Subsequent DATA cells coming from the client or being sent back to the
client contain a length field stating how many bytes of application
data are contained in the cell.
Exit port statistics are important to measure in order to identify
possible load-balancing problems with respect to exit policies. Exit
nodes that permit more ports than others are very likely overloaded
with traffic for those ports plus traffic for other ports. Improving
load balancing in the Tor network improves the overall utilization of
bandwidth capacity.
Exit traffic is one of the most sensitive parts of network data in the
Tor network. Even though these statistics do not require looking at
traffic contents, statistics are aggregated so that they are not
useful for de-anonymizing users. Only those ports are reported that
have seen at least 0.1% of exiting or incoming bytes, numbers of bytes
are rounded up to full kibibytes (KiB), and stream numbers are rounded
up to the next multiple of 4.
"exit-stats-end" YYYY-MM-DD HH:MM:SS (NSEC s) NL
[At most once.]
YYYY-MM-DD HH:MM:SS defines the end of the included measurement
interval of length NSEC seconds (86400 seconds by default).
An "exit-stats-end" line, as well as any other "exit-*" line, is
first added after the relay has been running for at least 24 hours
and only if the relay permits exiting (where exiting to a single
port and IP address is sufficient).
"exit-kibibytes-written" port=N,port=N,... NL
[At most once.]
"exit-kibibytes-read" port=N,port=N,... NL
[At most once.]
List of mappings from ports to the number of kibibytes that the
relay has written to or read from exit connections to that port,
rounded up to the next full kibibyte.
"exit-streams-opened" port=N,port=N,... NL
[At most once.]
List of mappings from ports to the number of opened exit streams
to that port, rounded up to the nearest multiple of 4.
Implementation notes:
Right now, relays that are configured accordingly write similar
statistics to those described in this proposal to disk every 24 hours.
With this proposal being implemented, relays include the contents of
these files in extra-info documents.
The following steps are necessary to implement this proposal:
1. The current format of [dirreq|entry|buffer|exit]-stats files needs
to be adapted to the description in this proposal. This step
basically means renaming keywords.
2. The timing of writing the four *-stats files should be unified, so
that they are written exactly 24 hours after starting the
relay. Right now, the measurement intervals for dirreq, entry, and
exit stats starts with the first observed request, and files are
written when observing the first request that occurs more than 24
hours after the beginning of the measurement interval. With this
proposal, the measurement intervals should all start at the same
time, and files should be written exactly 24 hours later.
3. It is advantageous to cache statistics in local files in the data
directory until they are included in extra-info documents. The
reason is that the 24-hour measurement interval can be very
different from the 18-hour publication interval of extra-info
documents. When a relay crashes after finishing a measurement
interval, but before publishing the next extra-info document,
statistics would get lost. Therefore, statistics are written to
disk when finishing a measurement interval and read from disk when
generating an extra-info document. Only the statistics that were
appended to the *-stats files within the past 24 hours are included
in extra-info documents. Further, the contents of the *-stats files
need to be checked in the process of generating extra-info documents.

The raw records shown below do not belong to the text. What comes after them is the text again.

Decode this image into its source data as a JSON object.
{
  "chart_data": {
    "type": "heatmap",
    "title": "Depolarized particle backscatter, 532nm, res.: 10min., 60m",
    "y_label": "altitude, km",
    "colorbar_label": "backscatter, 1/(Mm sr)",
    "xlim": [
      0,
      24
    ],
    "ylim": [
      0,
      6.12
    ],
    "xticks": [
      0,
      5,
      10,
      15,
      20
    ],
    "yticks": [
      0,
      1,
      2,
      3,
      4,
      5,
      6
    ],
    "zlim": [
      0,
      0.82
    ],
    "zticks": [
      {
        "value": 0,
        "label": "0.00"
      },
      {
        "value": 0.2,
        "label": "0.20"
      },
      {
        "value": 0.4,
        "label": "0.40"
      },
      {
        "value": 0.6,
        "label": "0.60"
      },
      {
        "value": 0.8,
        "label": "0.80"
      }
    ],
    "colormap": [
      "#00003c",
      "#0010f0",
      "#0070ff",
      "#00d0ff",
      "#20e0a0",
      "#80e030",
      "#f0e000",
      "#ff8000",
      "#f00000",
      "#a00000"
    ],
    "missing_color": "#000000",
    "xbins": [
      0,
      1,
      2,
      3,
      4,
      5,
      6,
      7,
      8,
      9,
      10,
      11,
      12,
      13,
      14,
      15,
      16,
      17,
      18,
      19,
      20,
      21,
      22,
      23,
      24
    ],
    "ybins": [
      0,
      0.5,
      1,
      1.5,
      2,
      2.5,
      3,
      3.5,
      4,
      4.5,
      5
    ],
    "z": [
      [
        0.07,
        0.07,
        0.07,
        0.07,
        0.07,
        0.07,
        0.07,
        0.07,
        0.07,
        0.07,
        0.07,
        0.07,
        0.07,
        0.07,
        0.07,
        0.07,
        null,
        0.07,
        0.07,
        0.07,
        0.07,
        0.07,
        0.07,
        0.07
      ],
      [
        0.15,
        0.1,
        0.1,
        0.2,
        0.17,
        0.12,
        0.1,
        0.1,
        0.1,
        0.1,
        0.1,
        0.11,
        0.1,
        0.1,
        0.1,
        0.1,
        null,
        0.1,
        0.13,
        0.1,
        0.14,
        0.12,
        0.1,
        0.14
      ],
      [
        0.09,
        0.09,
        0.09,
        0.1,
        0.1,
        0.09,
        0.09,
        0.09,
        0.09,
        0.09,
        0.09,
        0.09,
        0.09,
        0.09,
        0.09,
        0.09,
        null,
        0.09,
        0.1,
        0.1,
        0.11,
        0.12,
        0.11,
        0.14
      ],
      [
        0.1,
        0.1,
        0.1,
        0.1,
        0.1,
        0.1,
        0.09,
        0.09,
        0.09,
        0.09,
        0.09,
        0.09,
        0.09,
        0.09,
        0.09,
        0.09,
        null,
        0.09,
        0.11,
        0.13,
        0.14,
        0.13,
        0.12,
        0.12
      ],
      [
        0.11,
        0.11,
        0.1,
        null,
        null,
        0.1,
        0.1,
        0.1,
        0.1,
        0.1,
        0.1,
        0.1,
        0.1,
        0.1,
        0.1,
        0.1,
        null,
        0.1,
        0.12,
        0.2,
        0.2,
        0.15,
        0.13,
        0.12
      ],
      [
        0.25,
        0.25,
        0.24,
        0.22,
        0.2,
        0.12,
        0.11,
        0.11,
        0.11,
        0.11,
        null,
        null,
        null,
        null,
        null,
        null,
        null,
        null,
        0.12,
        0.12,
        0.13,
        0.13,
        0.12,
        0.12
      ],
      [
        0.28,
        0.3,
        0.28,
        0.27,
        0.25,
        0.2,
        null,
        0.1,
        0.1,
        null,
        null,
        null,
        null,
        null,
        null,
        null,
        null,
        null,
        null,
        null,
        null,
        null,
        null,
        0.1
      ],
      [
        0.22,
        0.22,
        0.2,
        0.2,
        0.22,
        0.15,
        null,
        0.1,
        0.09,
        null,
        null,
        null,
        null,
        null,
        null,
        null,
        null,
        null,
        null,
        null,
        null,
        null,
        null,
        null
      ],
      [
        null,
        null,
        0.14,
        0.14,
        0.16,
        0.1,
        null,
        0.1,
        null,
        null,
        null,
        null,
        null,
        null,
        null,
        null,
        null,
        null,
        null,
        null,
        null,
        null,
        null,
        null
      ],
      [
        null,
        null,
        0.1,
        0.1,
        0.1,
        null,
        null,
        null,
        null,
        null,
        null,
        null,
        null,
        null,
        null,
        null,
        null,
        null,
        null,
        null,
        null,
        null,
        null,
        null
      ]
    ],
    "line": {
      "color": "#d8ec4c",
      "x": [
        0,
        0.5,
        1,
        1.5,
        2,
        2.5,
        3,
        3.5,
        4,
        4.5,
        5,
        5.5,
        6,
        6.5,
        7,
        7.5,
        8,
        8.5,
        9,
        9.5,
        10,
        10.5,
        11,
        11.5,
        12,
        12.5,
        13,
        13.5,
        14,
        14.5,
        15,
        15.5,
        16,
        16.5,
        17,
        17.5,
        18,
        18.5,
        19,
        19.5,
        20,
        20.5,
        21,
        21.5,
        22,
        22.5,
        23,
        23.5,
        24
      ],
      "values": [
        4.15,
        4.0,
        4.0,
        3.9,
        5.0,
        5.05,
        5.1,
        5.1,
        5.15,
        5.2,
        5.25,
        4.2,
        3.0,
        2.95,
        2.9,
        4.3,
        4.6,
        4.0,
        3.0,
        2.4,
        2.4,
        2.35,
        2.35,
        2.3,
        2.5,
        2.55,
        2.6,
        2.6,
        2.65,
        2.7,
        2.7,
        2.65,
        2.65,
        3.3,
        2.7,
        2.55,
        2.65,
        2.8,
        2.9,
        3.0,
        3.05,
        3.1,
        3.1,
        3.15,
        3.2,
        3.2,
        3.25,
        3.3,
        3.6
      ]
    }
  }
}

4. With the statistics patches being tested, the ./configure options
should be removed and the statistics code be compiled by default.
It is still required for relay operators to add configuration
options (DirReqStatistics, ExitPortStatistics, etc.) to enable
gathering statistics. However, in the near future, statistics shall
be enabled gathered by all relays by default, where requiring a
./configure option would be a barrier for many relay operators.